Working with wood 'rewarding'

19:48, Jul 20 2014
timaru woodturners alby hall adriaan slooten
SHOWING TECHNIQUE: Artist and master woodturner Alby Hall, left, tutors Timaru Woodturners' Club past president Adriaan Slooten during a session yesterday in Timaru.

A master woodturner would like to see young people's attention spans increase so they can experience the pleasure of creating items from wood.

Renowned artist and woodturner Alby Hall taught technique and tool control to members of the Timaru and Christchurch woodturners' clubs in Washdyke during the weekend.

Hall told the Herald he thought it was a shame many young people were not attracted to hobbies that required patience.

"Other things are available to them, electronic stuff which shortens their attention span," he said.

The Australian-born woodturner funded his study of art through fishing, then collected wood in Tasmania for furniture making, which piqued his interest in the natural timber.

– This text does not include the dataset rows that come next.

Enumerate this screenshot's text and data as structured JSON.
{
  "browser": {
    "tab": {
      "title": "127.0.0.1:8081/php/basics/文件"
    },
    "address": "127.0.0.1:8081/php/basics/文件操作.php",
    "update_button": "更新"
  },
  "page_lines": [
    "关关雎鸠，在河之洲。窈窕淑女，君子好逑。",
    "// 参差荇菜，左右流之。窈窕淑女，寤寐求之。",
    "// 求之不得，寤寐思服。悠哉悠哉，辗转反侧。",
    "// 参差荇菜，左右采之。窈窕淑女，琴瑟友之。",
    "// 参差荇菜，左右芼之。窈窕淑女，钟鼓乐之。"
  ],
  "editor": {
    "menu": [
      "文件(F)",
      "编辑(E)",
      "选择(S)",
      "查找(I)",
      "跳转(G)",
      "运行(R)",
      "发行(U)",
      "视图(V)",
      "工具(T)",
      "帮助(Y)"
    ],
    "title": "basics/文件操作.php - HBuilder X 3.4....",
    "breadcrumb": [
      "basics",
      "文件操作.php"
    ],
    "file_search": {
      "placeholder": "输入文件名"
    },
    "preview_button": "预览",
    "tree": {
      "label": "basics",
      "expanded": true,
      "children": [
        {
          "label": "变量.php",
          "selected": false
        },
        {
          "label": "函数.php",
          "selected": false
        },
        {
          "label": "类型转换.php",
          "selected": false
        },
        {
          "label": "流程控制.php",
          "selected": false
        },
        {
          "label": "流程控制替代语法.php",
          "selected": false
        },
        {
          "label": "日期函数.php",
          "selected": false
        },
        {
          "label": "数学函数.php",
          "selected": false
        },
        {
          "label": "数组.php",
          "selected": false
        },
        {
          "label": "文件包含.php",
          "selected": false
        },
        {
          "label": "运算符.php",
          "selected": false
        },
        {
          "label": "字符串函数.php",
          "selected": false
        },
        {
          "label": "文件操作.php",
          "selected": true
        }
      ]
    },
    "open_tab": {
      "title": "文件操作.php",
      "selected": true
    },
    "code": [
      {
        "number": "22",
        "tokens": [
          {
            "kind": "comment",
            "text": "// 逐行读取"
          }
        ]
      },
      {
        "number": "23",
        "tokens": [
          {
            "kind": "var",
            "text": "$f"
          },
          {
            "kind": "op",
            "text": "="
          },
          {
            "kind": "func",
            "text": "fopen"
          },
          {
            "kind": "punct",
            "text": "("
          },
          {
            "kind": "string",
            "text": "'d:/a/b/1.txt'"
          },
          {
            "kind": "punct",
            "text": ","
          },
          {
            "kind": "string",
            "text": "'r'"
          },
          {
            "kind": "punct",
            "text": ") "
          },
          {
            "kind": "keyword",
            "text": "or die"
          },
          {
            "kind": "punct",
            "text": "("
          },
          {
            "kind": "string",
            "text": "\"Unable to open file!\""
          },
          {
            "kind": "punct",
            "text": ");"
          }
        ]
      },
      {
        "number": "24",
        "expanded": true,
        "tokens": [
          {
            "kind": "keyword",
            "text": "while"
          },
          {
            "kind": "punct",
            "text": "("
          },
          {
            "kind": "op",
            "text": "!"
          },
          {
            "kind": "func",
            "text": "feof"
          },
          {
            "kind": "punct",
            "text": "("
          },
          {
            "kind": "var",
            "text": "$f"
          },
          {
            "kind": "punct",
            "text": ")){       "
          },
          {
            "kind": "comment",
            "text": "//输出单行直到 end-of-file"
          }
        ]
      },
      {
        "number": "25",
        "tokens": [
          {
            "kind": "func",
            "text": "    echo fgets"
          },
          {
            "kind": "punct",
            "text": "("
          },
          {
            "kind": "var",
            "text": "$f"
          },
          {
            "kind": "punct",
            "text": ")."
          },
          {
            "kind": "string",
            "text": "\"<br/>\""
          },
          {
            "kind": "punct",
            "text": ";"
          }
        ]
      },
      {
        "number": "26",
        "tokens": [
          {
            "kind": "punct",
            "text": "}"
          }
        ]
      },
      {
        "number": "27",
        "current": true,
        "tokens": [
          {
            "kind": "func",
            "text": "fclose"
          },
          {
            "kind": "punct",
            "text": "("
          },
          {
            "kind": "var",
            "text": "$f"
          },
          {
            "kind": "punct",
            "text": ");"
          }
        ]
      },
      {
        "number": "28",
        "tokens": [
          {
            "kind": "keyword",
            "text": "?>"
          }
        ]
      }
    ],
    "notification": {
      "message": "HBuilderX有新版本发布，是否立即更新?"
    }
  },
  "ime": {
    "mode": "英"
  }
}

"I like being able to manipulate wood into shapes. It's a great medium."


His favourite materials are huon pine from Tasmania and New Zealand black maire and beech. He estimates it takes a couple of years of practice before a novice woodturner can make items they are happy with.

The highlight for Hall so far has been creating a 400mm wooden mosaic orb with his son and apprentice Dylan, 17.

It took 65 hours. A kiwi was fashioned on one end and a panda on the other end of the ancient kauri timber.

Prime Minister John Key presented the stunning piece to China's President Xi Jinping earlier this year.